AFEST (Action de formation en situation de travail)
L'essentiel
L'AFEST, c'est former quelqu'un directement sur son poste, mais de façon encadrée et prouvable. On analyse d'abord le travail réel, on désigne un tuteur avant de commencer, on organise des temps de recul où l'apprenant analyse ce qu'il vient de faire, et on évalue formellement ce qui a été acquis. Bien menée, c'est une vraie action de formation finançable ; mal menée, c'est juste quelqu'un qui regarde un collègue travailler — et l'audit le voit tout de suite.
Détails Techniques
Modalité pédagogique définie à l'article L. 6313-2 du Code du travail, permettant de réaliser une action de formation en tout ou partie en situation de travail.

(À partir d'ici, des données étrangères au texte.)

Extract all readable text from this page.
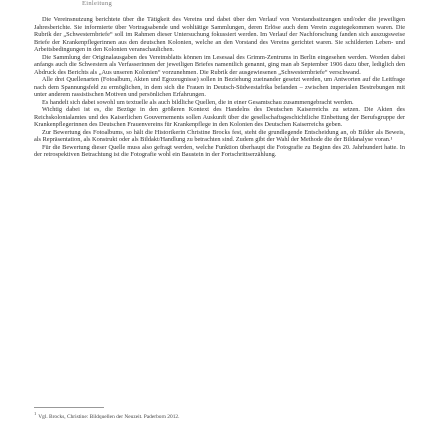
Einleitung

Die Vereinsnutzung berichtete über die Tätigkeit des Vereins und dabei über den Verlauf von Vorstandssitzungen und/oder die jeweiligen Jahresberichte. Sie informierte über Vortragsabende und wohltätige Sammlungen, deren Erlöse auch dem Verein zugutegekommen waren. Die Rubrik der „Schwesternbriefe“ soll im Rahmen dieser Untersuchung fokussiert werden. Im Verlauf der Nachforschung fanden sich auszugsweise Briefe der Krankenpflegerinnen aus den deutschen Kolonien, welche an den Vorstand des Vereins gerichtet waren. Sie schilderten Leben- und Arbeitsbedingungen in den Kolonien veranschaulichen.

Die Sammlung der Originalausgaben des Vereinsblatts können im Lesesaal des Grimm-Zentrums in Berlin eingesehen werden. Worden dabei anfangs auch die Schwestern als Verfasserinnen der jeweiligen Briefes namentlich genannt, ging man ab September 1906 dazu über, lediglich den Abdruck des Berichts als „Aus unseren Kolonien“ vorzunehmen. Die Rubrik der ausgewiesenen „Schwesternbriefe“ verschwand.

Alle drei Quellenarten (Fotoalbum, Akten und Egozeugnisse) sollen in Beziehung zueinander gesetzt werden, um Antworten auf die Leitfrage nach dem Spannungsfeld zu ermöglichen, in dem sich die Frauen in Deutsch-Südwestafrika befanden – zwischen imperialen Bestrebungen mit unter anderem rassistischen Motiven und persönlichen Erfahrungen.

Es handelt sich dabei sowohl um textuelle als auch bildliche Quellen, die in einer Gesamtschau zusammengebracht werden.

Wichtig dabei ist es, die Bezüge in den größeren Kontext des Handelns des Deutschen Kaiserreichs zu setzen. Die Akten des Reichskolonialamtes und des Kaiserlichen Gouvernements sollen Auskunft über die gesellschaftsgeschichtliche Einbettung der Berufsgruppe der Krankenpflegerinnen des Deutschen Frauenvereins für Krankenpflege in den Kolonien des Deutschen Kaiserreichs geben.

Zur Bewertung des Fotoalbums, so hält die Historikerin Christine Brocks fest, steht die grundlegende Entscheidung an, ob Bilder als Beweis, als Repräsentation, als Konstrukt oder als Bildakt/Handlung zu betrachten sind. Zudem gibt der Wahl der Methode die der Bildanalyse voran.¹

Für die Bewertung dieser Quelle muss also gefragt werden, welche Funktion überhaupt die Fotografie zu Beginn des 20. Jahrhundert hatte. In der retrospektiven Betrachtung ist die Fotografie wohl ein Baustein in der Fortschrittserzählung.

$^1$Vgl. Brocks, Christine: Bildquellen der Neuzeit. Paderborn 2012.
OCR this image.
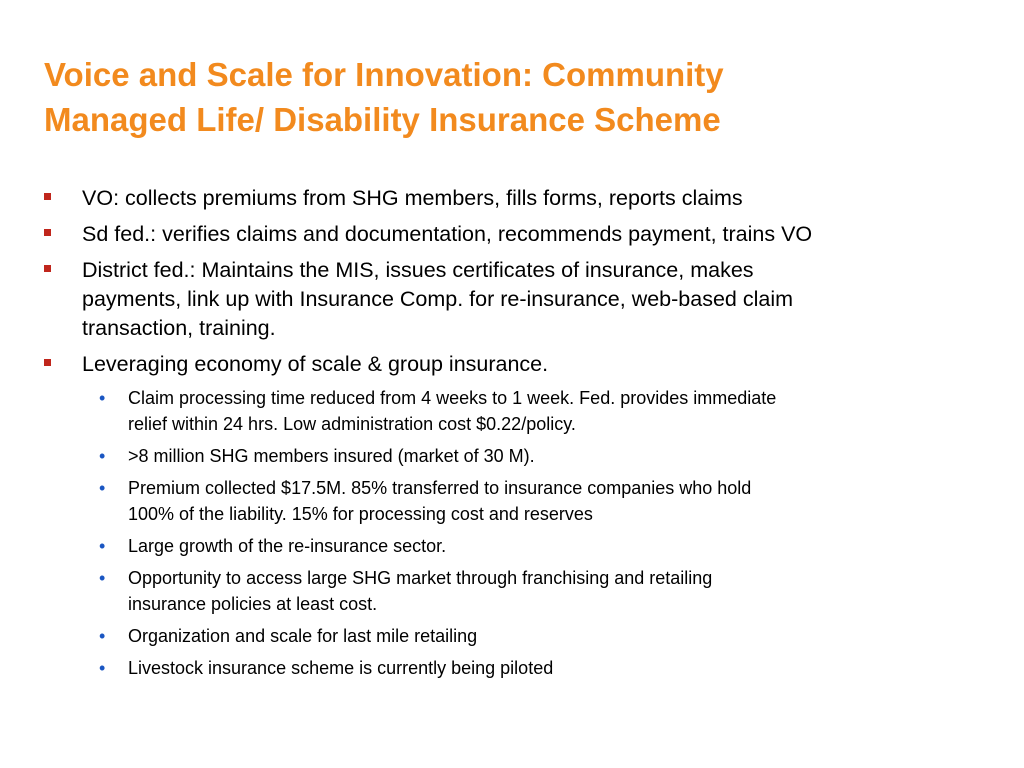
Voice and Scale for Innovation: Community
Managed Life/ Disability Insurance Scheme
VO: collects premiums from SHG members, fills forms, reports claims
Sd fed.: verifies claims and documentation, recommends payment, trains VO
District fed.: Maintains the MIS, issues certificates of insurance, makes
payments, link up with Insurance Comp. for re-insurance, web-based claim
transaction, training.
Leveraging economy of scale & group insurance.
• Claim processing time reduced from 4 weeks to 1 week. Fed. provides immediate
relief within 24 hrs. Low administration cost $0.22/policy.
• >8 million SHG members insured (market of 30 M).
• Premium collected $17.5M. 85% transferred to insurance companies who hold
100% of the liability. 15% for processing cost and reserves
• Large growth of the re-insurance sector.
• Opportunity to access large SHG market through franchising and retailing
insurance policies at least cost.
• Organization and scale for last mile retailing
• Livestock insurance scheme is currently being piloted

Sa mise en œuvre est conditionnée par l'article D. 6313-3-2 (décret n° 2018-1341 du 28 décembre 2018) à quatre exigences cumulatives : analyse de l'activité de travail pour l'adapter le cas échéant à des fins pédagogiques, désignation préalable d'un formateur pouvant exercer une fonction tutorale, mise en place de phases réflexives distinctes des mises en situation de travail, évaluations spécifiques des acquis jalonnant ou concluant l'action.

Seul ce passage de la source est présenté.